Insistant sur la nécessité de traduire ces résultats en politiques concrètes, il a affirmé que « l'égalité n'est pas une perte, parce qu'un homme qui partage, qui écoute et qui accompagne est un homme plus libre ».

Titulaire de la Chaire Unesco, Euphrasie Kouassi Yao a replacé cette initiative dans la dynamique des performances enregistrées par la Côte d'Ivoire, aujourd'hui reconnue comme championne africaine de l'égalité des chances. Fruit de plus de vingt ans de recherches et d'innovations, cette étude confirme, selon elle, la pertinence d'une approche associant femmes et hommes. « Nous devons passer d'une logique centrée sur la marginalisation des hommes à une logique de transformation des relations où femmes et hommes deviennent ensemble des acteurs du changement », a-t-elle déclaré.

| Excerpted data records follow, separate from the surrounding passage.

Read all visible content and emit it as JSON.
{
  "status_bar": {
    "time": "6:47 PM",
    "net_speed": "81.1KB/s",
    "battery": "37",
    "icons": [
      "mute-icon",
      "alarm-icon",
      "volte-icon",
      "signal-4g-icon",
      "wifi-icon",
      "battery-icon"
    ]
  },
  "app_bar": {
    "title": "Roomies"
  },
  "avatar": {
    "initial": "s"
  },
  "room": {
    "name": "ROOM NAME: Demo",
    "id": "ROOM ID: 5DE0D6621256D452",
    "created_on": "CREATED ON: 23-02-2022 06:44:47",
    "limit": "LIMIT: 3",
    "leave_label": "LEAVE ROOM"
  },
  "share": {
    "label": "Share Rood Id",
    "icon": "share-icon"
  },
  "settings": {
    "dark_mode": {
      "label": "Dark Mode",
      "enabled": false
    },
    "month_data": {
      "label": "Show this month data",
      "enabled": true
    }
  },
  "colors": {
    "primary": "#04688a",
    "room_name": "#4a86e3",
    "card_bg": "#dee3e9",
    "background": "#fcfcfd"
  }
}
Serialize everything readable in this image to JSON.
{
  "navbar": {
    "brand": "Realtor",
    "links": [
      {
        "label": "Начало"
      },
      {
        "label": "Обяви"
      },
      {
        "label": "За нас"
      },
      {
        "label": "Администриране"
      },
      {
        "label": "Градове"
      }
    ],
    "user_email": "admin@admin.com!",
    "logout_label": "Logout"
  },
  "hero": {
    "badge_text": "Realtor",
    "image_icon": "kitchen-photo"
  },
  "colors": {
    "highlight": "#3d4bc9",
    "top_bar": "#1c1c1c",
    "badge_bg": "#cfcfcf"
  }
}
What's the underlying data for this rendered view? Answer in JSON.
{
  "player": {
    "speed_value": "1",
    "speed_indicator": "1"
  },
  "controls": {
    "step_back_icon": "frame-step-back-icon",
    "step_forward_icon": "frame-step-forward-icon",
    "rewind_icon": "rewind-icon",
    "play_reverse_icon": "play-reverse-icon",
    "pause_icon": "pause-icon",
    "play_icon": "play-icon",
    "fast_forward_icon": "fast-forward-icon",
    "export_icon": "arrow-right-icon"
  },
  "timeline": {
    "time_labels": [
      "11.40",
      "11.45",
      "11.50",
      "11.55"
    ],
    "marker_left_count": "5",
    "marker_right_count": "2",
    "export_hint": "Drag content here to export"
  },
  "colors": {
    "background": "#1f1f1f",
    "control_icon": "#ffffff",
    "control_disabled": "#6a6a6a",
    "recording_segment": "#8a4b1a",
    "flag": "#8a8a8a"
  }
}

Saluant le leadership du Président Alassane Ouattara, l'engagement du gouvernement ainsi que l'action de la Première dame Dominique Ouattara, elle a estimé que ce nouvel outil permettra de concevoir des politiques publiques fondées sur des preuves scientifiques. Avant de lancer un appel : « N'ayons pas peur de changer de paradigme », afin de promouvoir une masculinité positive au service d'une société plus inclusive.

Prenant la parole au nom de l'Organisation de coopération et de développement économiques, Hyeshin Park a souligné le caractère pionnier de la Côte d'Ivoire, premier pays à disposer de données nationales représentatives sur les normes de masculinité et du tout premier indice de masculinité de l'organisation.

Selon elle, cette avancée marque le début d'une nouvelle étape destinée à nourrir le dialogue, renforcer les politiques publiques et bâtir « une société plus juste, plus inclusive et plus prospère pour toutes et tous ».